Certains disent qu'en Inde, « l'élite est « indienne » par ses rites, ses mœurs, son folklore. Elle a été formée à l'occidentale, et de ce fait, elle n'est pas actrice d'un développement proprement indien, qui prendrait en compte les spécificités indiennes ». Pour d'autres, « ...quelques membres de cette élite ont, toutefois, suggéré des solutions « indiennes » : Ambedkar, Gandhi ou Tagore par exemple, qui ont insisté sur la nécessaire prise en compte de tous les citoyens de manière égale. Mais ils n'ont pas été suivis, ils ont été délaissés ou taxés de doux rêveurs ».
Pourtant, l'Inde possède le cadre constitutionnel ainsi que les ressources naturelles, financières et humaines pour réaliser son propre développement. L'Inde est détentrice d'un savoir-faire qui a fait ses preuves en rayonnant dans toute l'Asie. Mais celui-ci a été délaissé lorsque l'Inde est entrée dans le système libéral. A ce moment-là, l'Inde a perdu son « âme » et d'une certaine manière ses valeurs, celles-là même dont elle peut se vanter et qui attire tant de gens à la recherche de sens – ces valeurs, « cette spiritualité » dont elle n'a pas su, elle- même, profiter.
Les enjeux de la démocratie
« Démocratie » vient du latin democratia, terme emprunté au grec ancien, dêmokratía, composé de dêmos « bourgade, peuple » et krátos « corps politique », « gouvernement ». Etymologiquement, « démocratie » signifie donc « le pouvoir du peuple ». Ce sens premier fait référence au rôle occupé par les citoyens dans la société. Celui-ci ne consiste pas seulement en l'élection, de manière périodique, des représentants politiques ; il correspond aussi à une action permanente – des réunions, des grèves, des protestations, outils qui doivent permettre aux citoyens de faire part de leur humeur à leurs représentants et qui constituent également des moyens d'expression pour développer et approfondir le débat, et donc pour faire avancer les choses. Il semblerait que cette définition ait été dévoyée.

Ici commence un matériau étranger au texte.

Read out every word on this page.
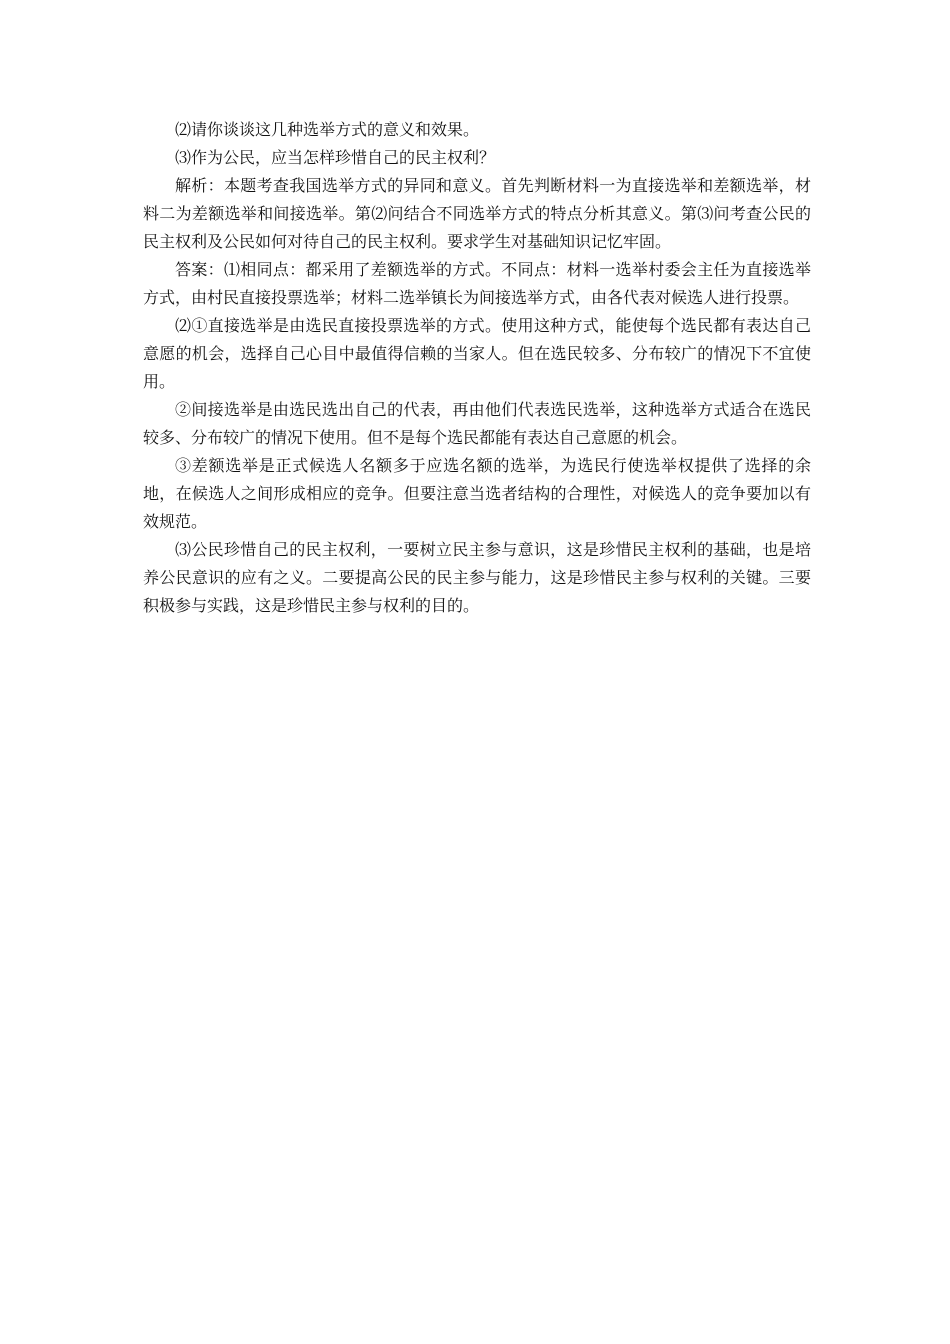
⑵请你谈谈这几种选举方式的意义和效果。

⑶作为公民，应当怎样珍惜自己的民主权利？

解析：本题考查我国选举方式的异同和意义。首先判断材料一为直接选举和差额选举，材料二为差额选举和间接选举。第⑵问结合不同选举方式的特点分析其意义。第⑶问考查公民的民主权利及公民如何对待自己的民主权利。要求学生对基础知识记忆牢固。

答案：⑴相同点：都采用了差额选举的方式。不同点：材料一选举村委会主任为直接选举方式，由村民直接投票选举；材料二选举镇长为间接选举方式，由各代表对候选人进行投票。

⑵①直接选举是由选民直接投票选举的方式。使用这种方式，能使每个选民都有表达自己意愿的机会，选择自己心目中最值得信赖的当家人。但在选民较多、分布较广的情况下不宜使用。

②间接选举是由选民选出自己的代表，再由他们代表选民选举，这种选举方式适合在选民较多、分布较广的情况下使用。但不是每个选民都能有表达自己意愿的机会。

③差额选举是正式候选人名额多于应选名额的选举，为选民行使选举权提供了选择的余地，在候选人之间形成相应的竞争。但要注意当选者结构的合理性，对候选人的竞争要加以有效规范。

⑶公民珍惜自己的民主权利，一要树立民主参与意识，这是珍惜民主权利的基础，也是培养公民意识的应有之义。二要提高公民的民主参与能力，这是珍惜民主参与权利的关键。三要积极参与实践，这是珍惜民主参与权利的目的。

Dans la situation actuelle, le terme « démocratie » et tout ce qui s'en suit est réduit à la défense des biens personnels et particuliers. Le service public et l'Etat, sont détruits, cassés, vendus, et l'argent public peut même servir à payer les erreurs du privé - n'a-t-on pas assisté à cela pendant les cracks boursiers ? Quand la démocratie n'est pas appliquée dans toute sa dimension et qu'elle ne permet pas l'exercice des responsabilités et des pouvoirs – et ce à tous les niveaux et dans tous les domaines, au sein d'un parti comme d'une administration -, personne ne mène à bien sa mission et tout le monde fait monter le dossier à un niveau toujours plus haut, là où l'on saura peut-être comment le traiter.
Par exemple, le préfet renvoie l'affaire au ministre, qui lui-même ne voit d'autre issue que celle de la transmettre au chief minister. Par contre, chacun observe avec attention les gestes de tout le monde et retient les paroles prononcées, de manière à pouvoir critiquer et s'opposer. C'est là que se termine alors un cycle pour qu'un autre commence : on laisse le chief minister décider, puis on le critique, on s'engage dans le parti opposé à lui et on travaille à la séduction des électeurs, en mettant en œuvre la corruption.
Mais, tout d'abord, s'est-on seulement demandé si une personne, seule, pouvait diriger un pays, d'un point de vue humain autant que technique ? A mon sens, c'est impossible : toute personne a ses limites, personne n'est infaillible. Personne ne peut prendre des décisions seul. C'est pourtant sur cette unicité de la personne dirigeante que jouent les systèmes de dictature : les dirigeants essaient de s'adresser directement au peuple. Hitler avait par exemple encouragé les Allemands à se munir de radios. En Inde, les hommes politiques offrent des téléviseurs. Mais c'est là une technique très vicieuse, car le peuple ne possède pas les éléments nécessaires à l'analyse des techniques politiciennes.
C'est sur ce manque d'information et de recul que misent les dirigeants pour leur victoire plutôt que de chercher à remédier à ce mal. Il résulte de cette logique que le peuple, victime de cette stratégie, en vient lui-même à attendre les « messies », c'est-à-dire des chefs pour le diriger, des chefs sur qui il rejette ensuite toute responsabilité, des chefs qui, par conséquent, se permettent de faire tout ce qu'ils veulent.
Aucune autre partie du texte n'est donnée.